JAKARTA – Pro kontra proyek hilirisasi batu bara yang diolah menjadi Dimethyl Ether (DME) terus bergulir. Proyek tersebut dinilai terlalu dipaksakan dan ujungnya tidak akan memberikan hasil yang ditargetkan.
Faisal Basir, pengamat ekonomi dari Universitas Indonesia bahkan menyebut proyek DME yang digadang-gadang bisa memberikan keuntungan secara ekonomi bagi negara hanya rekayasa para pelaku usaha yang ingin menghindari kewajiban pembayaran royalti dari batu bara yang telah diproduksi.
“Ini kan akal-akalan pengusaha batu bara. Seolah-olah mereka pahlawan proyek DME. Sekarang menjadi Proyek Strategis Nasional, sehinggga enggak bayar royalti, enggak bayar PPh, dan enggak bayar apa-apa. Padahal yang buat DME, batu baranya enggak sampai 10% dari produksi mereka,” kata Faisal, Kamis (17/12).
Menurut Faisal, proyek hilirisasi batu bara adalah proyek mahal dan selama ini hanya digunakan sebagai umpan agar para pelaku usaha mendapatkan perpanjangan kontrak tambang dari pemerintah.

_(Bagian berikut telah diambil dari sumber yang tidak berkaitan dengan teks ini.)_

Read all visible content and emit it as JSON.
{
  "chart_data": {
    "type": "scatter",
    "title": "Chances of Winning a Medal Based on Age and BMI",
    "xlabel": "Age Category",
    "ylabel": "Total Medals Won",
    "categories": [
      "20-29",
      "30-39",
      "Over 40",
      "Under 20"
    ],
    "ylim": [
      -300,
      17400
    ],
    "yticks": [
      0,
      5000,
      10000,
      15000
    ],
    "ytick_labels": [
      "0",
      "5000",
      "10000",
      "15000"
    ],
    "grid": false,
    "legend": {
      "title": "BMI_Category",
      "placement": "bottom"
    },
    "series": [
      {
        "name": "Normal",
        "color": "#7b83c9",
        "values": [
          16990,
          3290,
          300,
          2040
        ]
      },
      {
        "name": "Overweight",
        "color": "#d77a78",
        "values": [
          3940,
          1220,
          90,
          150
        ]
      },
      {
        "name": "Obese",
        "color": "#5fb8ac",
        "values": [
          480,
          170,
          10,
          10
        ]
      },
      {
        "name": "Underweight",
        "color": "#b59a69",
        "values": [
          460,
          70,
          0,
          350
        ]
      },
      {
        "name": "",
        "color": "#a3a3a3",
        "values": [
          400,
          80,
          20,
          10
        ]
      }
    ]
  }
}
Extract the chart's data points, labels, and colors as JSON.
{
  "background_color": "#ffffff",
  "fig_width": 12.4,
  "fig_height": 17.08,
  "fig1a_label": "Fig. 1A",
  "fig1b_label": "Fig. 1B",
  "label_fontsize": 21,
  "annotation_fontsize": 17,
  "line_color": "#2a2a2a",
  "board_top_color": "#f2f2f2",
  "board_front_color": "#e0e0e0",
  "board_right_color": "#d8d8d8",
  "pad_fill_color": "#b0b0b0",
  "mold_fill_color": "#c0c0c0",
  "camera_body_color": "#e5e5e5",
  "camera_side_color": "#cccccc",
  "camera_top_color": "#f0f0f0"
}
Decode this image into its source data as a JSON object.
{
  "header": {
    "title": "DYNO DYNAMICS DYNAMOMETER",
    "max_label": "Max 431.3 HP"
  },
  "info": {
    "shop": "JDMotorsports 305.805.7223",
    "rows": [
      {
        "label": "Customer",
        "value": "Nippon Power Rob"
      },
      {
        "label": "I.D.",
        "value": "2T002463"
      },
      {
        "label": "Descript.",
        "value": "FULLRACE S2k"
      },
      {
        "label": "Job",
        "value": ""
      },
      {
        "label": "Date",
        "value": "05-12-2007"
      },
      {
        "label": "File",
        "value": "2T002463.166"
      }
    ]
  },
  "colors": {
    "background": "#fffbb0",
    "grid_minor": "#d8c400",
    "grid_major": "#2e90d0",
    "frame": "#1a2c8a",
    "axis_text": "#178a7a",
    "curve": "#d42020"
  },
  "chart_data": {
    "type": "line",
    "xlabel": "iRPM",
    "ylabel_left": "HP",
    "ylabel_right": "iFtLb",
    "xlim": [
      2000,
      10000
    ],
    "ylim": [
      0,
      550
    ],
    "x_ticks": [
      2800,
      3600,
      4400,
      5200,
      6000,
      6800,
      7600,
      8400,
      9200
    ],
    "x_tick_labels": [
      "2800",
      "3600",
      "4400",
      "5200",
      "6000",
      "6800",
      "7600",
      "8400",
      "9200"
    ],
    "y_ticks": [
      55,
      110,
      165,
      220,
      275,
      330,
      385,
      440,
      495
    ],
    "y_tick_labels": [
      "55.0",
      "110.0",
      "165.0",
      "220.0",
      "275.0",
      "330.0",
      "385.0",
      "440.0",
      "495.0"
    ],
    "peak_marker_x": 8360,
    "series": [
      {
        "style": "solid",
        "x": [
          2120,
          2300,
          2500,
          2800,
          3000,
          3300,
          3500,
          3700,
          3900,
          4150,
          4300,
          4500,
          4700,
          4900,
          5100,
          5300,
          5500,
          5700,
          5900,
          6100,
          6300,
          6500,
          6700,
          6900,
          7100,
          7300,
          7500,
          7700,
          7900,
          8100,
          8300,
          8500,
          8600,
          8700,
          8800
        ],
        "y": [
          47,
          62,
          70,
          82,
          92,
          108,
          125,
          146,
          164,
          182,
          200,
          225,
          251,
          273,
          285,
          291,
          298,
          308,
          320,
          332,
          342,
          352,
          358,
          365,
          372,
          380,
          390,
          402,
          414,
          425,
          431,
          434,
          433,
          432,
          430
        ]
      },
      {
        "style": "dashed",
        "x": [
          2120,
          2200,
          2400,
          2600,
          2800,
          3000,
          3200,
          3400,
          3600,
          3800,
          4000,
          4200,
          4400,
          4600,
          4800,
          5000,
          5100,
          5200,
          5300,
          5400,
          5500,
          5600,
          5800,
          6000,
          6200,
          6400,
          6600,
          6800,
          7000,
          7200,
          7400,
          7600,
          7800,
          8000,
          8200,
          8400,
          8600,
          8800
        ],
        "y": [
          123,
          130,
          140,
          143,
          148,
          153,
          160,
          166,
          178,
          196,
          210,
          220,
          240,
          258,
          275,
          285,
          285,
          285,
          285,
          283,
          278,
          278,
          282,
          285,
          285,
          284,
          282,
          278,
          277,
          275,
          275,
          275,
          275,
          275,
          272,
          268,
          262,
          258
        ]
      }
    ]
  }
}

“Supaya mereka bisa diperpanjang konsensinya dengan pemanis ini (hilirisasi). Kita sudah tahu Bakrie seperti apa, sudah dari dulu kan begitu. Kemudian ditiru sama yang lain-lain, menuntut PSN. Kalau PSN tax holiday 25 tahun. jadi kita enggak dapat apa apa,” ungkap Faisal.
Selain itu, Faisal juga khawatir jika terus dijalankan seperti sekarang, beban negara yang selama mensubsidi LPG hanya akan beralih mensubsidi proyek DME. “Kita dulu minyak tanah dibunuh karena subsidi besar, munculah subsidi LPG. Nanti subsidi DME karena ongkos mahal,” kata dia.
IEEFA melalui peneliti sekaligus analis keuangannya, Ghee Peh sebelumnya mengatakan menggantikan LPG dengan DME tidak bisa masuk secara ekonomi. Berdasarkan perhitungan IEEFA, biaya produksi DME dua kali lipat lebih mahal daripada impor LPG.
Total biaya membangun fasilitas produksi DME adalah Rp6,5 juta per ton atau US$470 per ton. Itu hampir dua kali lipat dari biaya yang pemerintah keluarkan untuk mengimpor elpiji atau LPG.
IEEFA memperkirakan proyek gasifikasi Bukit Asam dapat menggerus penghematan impor LPG hingga Rp266,7 miliar atau US$ 19 juta. Selain itu, kontraksi ekonomi akibat krisis Covid-19 masih terasa.
Bukan langkah tepat bagi pemerintah memberikan dukungan kepada proyek energi yang secara ekonomi tidak masuk akal. Permintaan keringanan dan insentif yang diajukan pelaku industri batu bara rasanya akan sulit terealisasi. Hal tersebut justru akan mendatangkan kerugian finansial cukup signifikan.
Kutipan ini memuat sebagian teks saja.